Perhaps it’s also important to think about what particular stuff interests us. Obviously we’ve known for a long time that we are mostly not that interested, that much of the time, in the purest abstractions of philosophy. Sex and violence are more up our alley. But the web provides a particularly supple way to learn more about what interests us. So, for example, we now not only know that many people like to watch appalling YouTube videos, but we also know that many people like to watch videos of other people watching the first set of videos – and many people make videos of themselves watching these appalling videos. Whether this behavior is an expression of empathy or of schadenfreude doesn’t much matter for now; my point is just that whatever actually grabs us, the web is remarkably well suited to deliver (virtually, to be sure), and that a whole lot of what actually grabs us is a long ways from the classics. I don’t mean to equate the classics with philosophical exploration either; the classics are classics because they too speak to what actually grabs us. But they generally speak to it in a more complicated and less accessible way, and in a way that inevitably becomes less accessible over time as the worlds of the creator and the audience diverge. Meanwhile, we now have very good and quick fixes available for a click.

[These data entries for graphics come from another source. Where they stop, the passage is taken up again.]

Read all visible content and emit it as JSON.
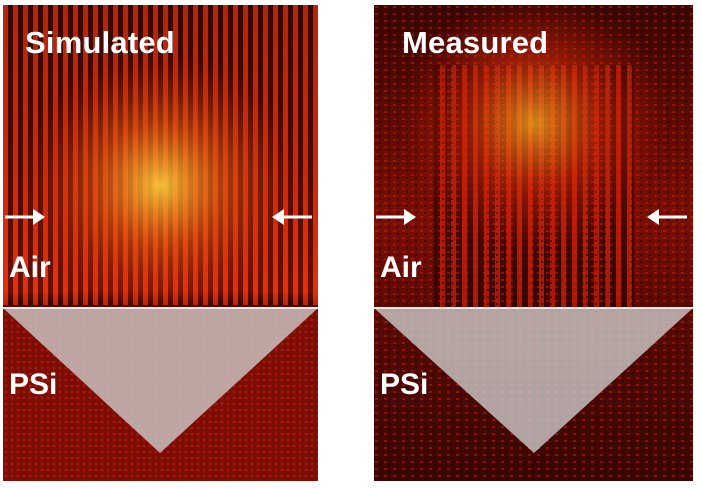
{
  "panels": [
    {
      "title": "Simulated",
      "upper_label": "Air",
      "lower_label": "PSi"
    },
    {
      "title": "Measured",
      "upper_label": "Air",
      "lower_label": "PSi"
    }
  ],
  "colors": {
    "background": "#ffffff",
    "field_dark": "#2a0402",
    "field_mid": "#c41808",
    "field_hot": "#ffd23c",
    "substrate_overlay": "#cfcfcf",
    "text": "#ffffff"
  }
}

So the classics won’t disappear, but I think it is fair to say they will fade. Perhaps that’s not ultimately a bad thing. The existence of “classics” was itself the result of a world in which information and the ability to access it were limited. We have not needed the Medicis to assure the production of art for several centuries (though with the digital challenge to copyright we may yet need patrons again). In the same way, we may not need classics as a keystone of learning. Perhaps we’ll learn to appreciate (and make) our culture in different and freer ways. (So Roger Ebert appears to feel about film critics – thanks to my friend Jon Art for this link.) At any rate, I think we’re all going to find out.